Gilead desfez sua Habilidade de Transformação e permaneceu imóvel por um tempo, contando os sobreviventes e anotando quais de seus companheiros haviam desaparecido.

Esperançosamente, mortos… ou talvez condenados a sofrer um destino muito mais aterrorizante.

Foi enquanto contava os desaparecidos que a mulher com o guarda-chuva se aproximou dele novamente, seu rosto descansando na sombra fria.

Seus olhos verdes eram frios e sombrios.

“Você reconsiderou abandonar esta expedição condenada, Sir Gilead?”

Ele a encarou por alguns momentos e então balançou a cabeça.

Ela riu.

Depois de um tempo, perguntou:

“…É o seu Defeito, não é?”

Ele simplesmente ergueu uma sobrancelha.

“O que exatamente quer dizer?”

Ela o estudou friamente.

“Sua lealdade indomável. É resultado do seu Defeito, certo? É por isso que você serve ao Rei tão fielmente, apesar de desprezar tanto ele quanto sua família.”

Gilead sorriu levemente e desviou o olhar.

Depois de um tempo, suspirou.

“Vocês… são todos iguais.”

A mulher com o guarda-chuva ergueu uma sobrancelha.

“Oh?”

Ele assentiu.

“Nenhum de vocês consegue imaginar um mundo onde um homem permanece leal a seus juramentos por qualquer razão além de não ter outra escolha. Sim… sou leal ao Rei. E sim, passei a desprezar o homem a quem sou leal, com o tempo. Mas não, meu Defeito não tem nada a ver com isso.”

Perdendo o sorriso, Gilead se virou para a mulher e a olhou com uma expressão sombria.

“É simplesmente minha escolha. Existem poucas coisas neste mundo terrível que podemos controlar — não escolhemos nossos nascimentos, não escolhemos nossas vidas e raramente escolhemos nossas mortes também. Mas ainda há algumas escolhas que apenas nós podemos fazer. Há muito tempo, escolhi ser um cavaleiro do Clã Valor. Isso é tudo, e é por isso que sou leal ao Rei.”

A mulher o estudou com um toque de confusão.

“Mesmo que o Rei não mereça lealdade?”

Gilead franziu a testa.

Por que ela estava sendo tão… ousada? Os Legados dos clãs vassalos sempre foram menos leais ao trono do que os membros e retentores do Clã Valor, é verdade — mas ainda assim, eram suficientemente firmes e dedicados à causa. Mais importante que isso, simplesmente não tinham escolha a não ser serem leais.

Porque ninguém podia derrotar um Soberano.

O que havia mudado?

A pressão da guerra e as crescentes perdas estavam afetando até mesmo os orgulhosos Legados? Ou essa Legado em particular era simplesmente impetuosa por natureza?

Eventualmente, ele deu de ombros.

“O caráter do Rei tem algo a ver com minha lealdade? É minha lealdade, não a dele. Fui eu quem fez o juramento, não ele. Se manter uma promessa dependesse de como nos sentimos sobre cumpri-la ao longo do tempo, então não haveria muito valor na palavra de alguém, não é?”
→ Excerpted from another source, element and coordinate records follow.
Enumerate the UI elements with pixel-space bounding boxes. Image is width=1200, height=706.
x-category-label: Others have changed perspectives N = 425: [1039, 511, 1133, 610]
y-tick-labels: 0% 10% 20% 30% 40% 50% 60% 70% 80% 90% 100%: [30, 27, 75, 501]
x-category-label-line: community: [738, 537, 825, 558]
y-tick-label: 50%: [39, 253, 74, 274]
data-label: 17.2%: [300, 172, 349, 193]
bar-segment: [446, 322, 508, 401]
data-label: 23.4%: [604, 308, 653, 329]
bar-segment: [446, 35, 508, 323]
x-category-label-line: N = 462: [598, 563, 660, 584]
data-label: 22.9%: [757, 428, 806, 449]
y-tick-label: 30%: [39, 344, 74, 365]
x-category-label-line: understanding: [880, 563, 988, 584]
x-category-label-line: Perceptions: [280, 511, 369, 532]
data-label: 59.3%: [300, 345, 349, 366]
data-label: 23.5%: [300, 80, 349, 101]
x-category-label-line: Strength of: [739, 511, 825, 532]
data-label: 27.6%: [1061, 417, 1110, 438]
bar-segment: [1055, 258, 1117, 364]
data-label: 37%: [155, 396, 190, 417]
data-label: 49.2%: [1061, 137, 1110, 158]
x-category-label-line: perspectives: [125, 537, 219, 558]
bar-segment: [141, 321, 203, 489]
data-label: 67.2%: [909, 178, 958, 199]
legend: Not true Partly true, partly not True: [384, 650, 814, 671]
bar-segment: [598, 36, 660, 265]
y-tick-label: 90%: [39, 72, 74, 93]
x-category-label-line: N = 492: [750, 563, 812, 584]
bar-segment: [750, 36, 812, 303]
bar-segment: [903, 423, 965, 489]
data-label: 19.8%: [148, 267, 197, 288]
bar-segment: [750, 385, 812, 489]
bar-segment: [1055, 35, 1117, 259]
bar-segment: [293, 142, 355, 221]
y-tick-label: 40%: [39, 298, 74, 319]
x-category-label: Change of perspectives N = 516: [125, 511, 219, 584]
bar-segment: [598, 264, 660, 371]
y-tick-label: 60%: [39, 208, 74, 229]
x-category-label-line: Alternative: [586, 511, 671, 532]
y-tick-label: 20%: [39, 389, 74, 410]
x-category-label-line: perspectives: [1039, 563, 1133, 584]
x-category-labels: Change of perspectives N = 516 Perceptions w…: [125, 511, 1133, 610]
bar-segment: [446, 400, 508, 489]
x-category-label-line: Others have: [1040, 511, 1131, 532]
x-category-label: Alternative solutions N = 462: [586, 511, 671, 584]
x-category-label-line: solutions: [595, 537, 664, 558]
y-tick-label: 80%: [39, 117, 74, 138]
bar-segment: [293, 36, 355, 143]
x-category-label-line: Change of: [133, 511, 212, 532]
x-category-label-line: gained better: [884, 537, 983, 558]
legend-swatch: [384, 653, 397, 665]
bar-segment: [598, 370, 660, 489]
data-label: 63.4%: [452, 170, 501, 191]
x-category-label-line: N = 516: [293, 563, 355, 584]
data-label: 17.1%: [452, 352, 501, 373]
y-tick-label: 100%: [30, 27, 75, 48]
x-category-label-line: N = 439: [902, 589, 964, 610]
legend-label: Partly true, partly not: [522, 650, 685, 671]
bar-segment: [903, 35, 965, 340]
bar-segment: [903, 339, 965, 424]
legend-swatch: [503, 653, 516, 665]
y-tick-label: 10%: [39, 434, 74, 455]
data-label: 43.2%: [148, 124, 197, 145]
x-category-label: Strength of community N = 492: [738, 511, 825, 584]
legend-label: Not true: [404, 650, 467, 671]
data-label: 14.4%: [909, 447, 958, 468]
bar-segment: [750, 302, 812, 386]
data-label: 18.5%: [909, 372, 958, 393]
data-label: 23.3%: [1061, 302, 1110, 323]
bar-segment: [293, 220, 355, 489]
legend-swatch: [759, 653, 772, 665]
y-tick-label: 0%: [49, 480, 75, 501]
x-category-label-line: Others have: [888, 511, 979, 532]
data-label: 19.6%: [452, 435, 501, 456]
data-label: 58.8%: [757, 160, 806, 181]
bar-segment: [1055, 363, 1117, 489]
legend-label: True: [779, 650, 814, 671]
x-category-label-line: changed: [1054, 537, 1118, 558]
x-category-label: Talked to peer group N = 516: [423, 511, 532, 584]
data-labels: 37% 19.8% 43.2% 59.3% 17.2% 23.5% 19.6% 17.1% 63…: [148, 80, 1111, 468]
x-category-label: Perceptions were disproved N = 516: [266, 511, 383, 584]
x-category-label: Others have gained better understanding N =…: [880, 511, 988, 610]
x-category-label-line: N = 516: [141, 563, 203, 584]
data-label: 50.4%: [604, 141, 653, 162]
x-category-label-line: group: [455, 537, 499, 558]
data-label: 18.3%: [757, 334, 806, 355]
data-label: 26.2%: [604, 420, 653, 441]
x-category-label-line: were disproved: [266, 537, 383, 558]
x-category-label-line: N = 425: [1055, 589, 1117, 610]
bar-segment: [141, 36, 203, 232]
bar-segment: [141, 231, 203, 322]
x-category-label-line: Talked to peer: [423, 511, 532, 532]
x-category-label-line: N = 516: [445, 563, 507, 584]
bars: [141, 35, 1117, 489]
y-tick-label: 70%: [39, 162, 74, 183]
A mulher o estudou por um tempo, depois suspirou e balançou a cabeça.

“Sim… você é um ícone de cavalaria, Sir Gilead. Um cavaleiro cuja nobreza e virtude estão além de qualquer reprovação. Aceite minha ardente reverência e admiração. Ainda assim, e quanto ao resto de nós? É aceitável que você esteja disposto a marchar alegremente para sua morte sob as ordens do Rei. Mas precisa nos arrastar com você?”
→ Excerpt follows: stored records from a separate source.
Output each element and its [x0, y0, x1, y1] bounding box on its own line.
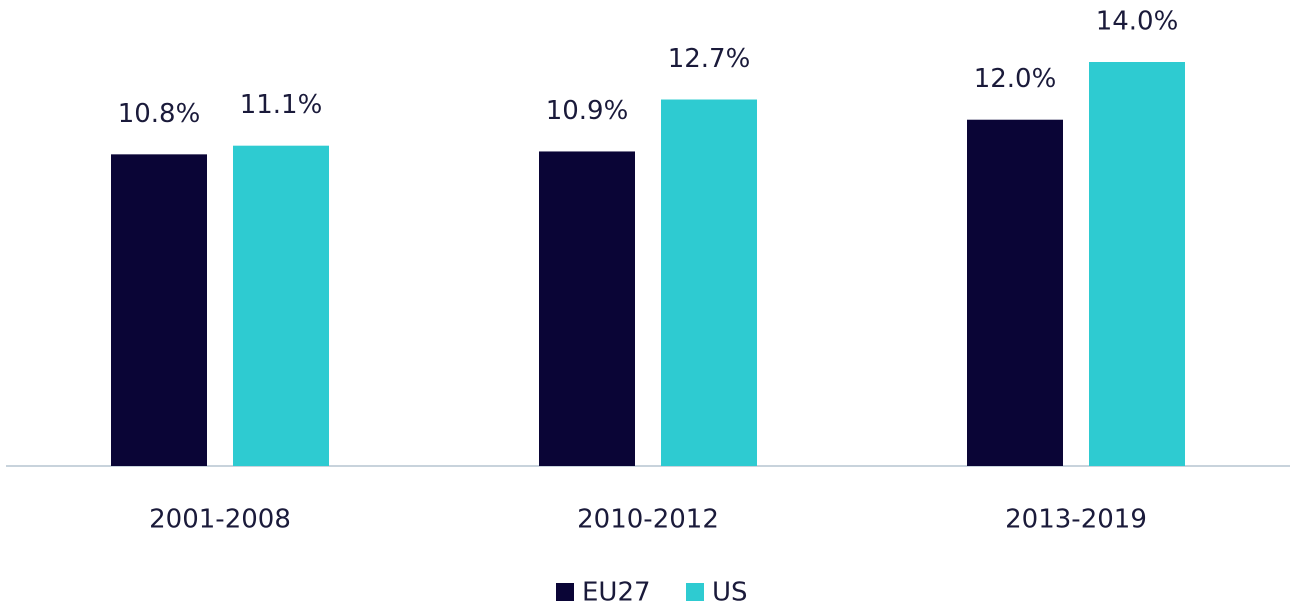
- legend-label: EU27: [582, 578, 651, 607]
- value-label: 12.0%: [974, 64, 1057, 94]
- x-tick-label: 2010-2012: [577, 505, 719, 535]
- bar: [1089, 62, 1185, 466]
- value-label: 11.1%: [240, 90, 323, 120]
- value-label: 10.8%: [118, 99, 201, 129]
- legend-swatch: [686, 583, 704, 601]
- bar: [661, 99, 757, 466]
- legend-swatch: [556, 583, 574, 601]
- bar: [967, 119, 1063, 466]
- x-tick-label: 2013-2019: [1005, 505, 1147, 535]
- value-label: 10.9%: [546, 96, 629, 126]
- bar: [111, 154, 207, 467]
- legend-label: US: [712, 578, 748, 607]
- bar: [233, 145, 329, 466]
- x-tick-label: 2001-2008: [149, 505, 291, 535]
- value-label: 14.0%: [1096, 7, 1179, 37]
- bar: [539, 151, 635, 466]
- value-label: 12.7%: [668, 44, 751, 74]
Gilead a encarou silenciosamente por alguns momentos.

Então, ele sorriu.

“Sobre o que está falando? Claro que preciso. Quero dizer…”

Ele acenou com a mão para o sul e acrescentou despreocupadamente:

“Não posso reivindicar a Cidadela por conta própria, já que já tenho uma no Domínio da Espada. Então, preciso de pelo menos outro Santo vivo para fazer isso por mim.”

Ela o olhou, nada impressionada.

“Certamente, está brincando.”

Gilead riu e se virou.

“Velho Jest serviria, considerando que Rivergate foi destruída. Infelizmente, ele não está aqui. Mas nós estamos, então… vamos nos mover antes que o vento volte.”

A mulher suspirou e se escondeu sob o guarda-chuva, murmurando algo baixo.

Os cavaleiros abalados se levantaram.

Um minuto depois, os remanescentes da força de conquista continuaram seu caminho para o sul.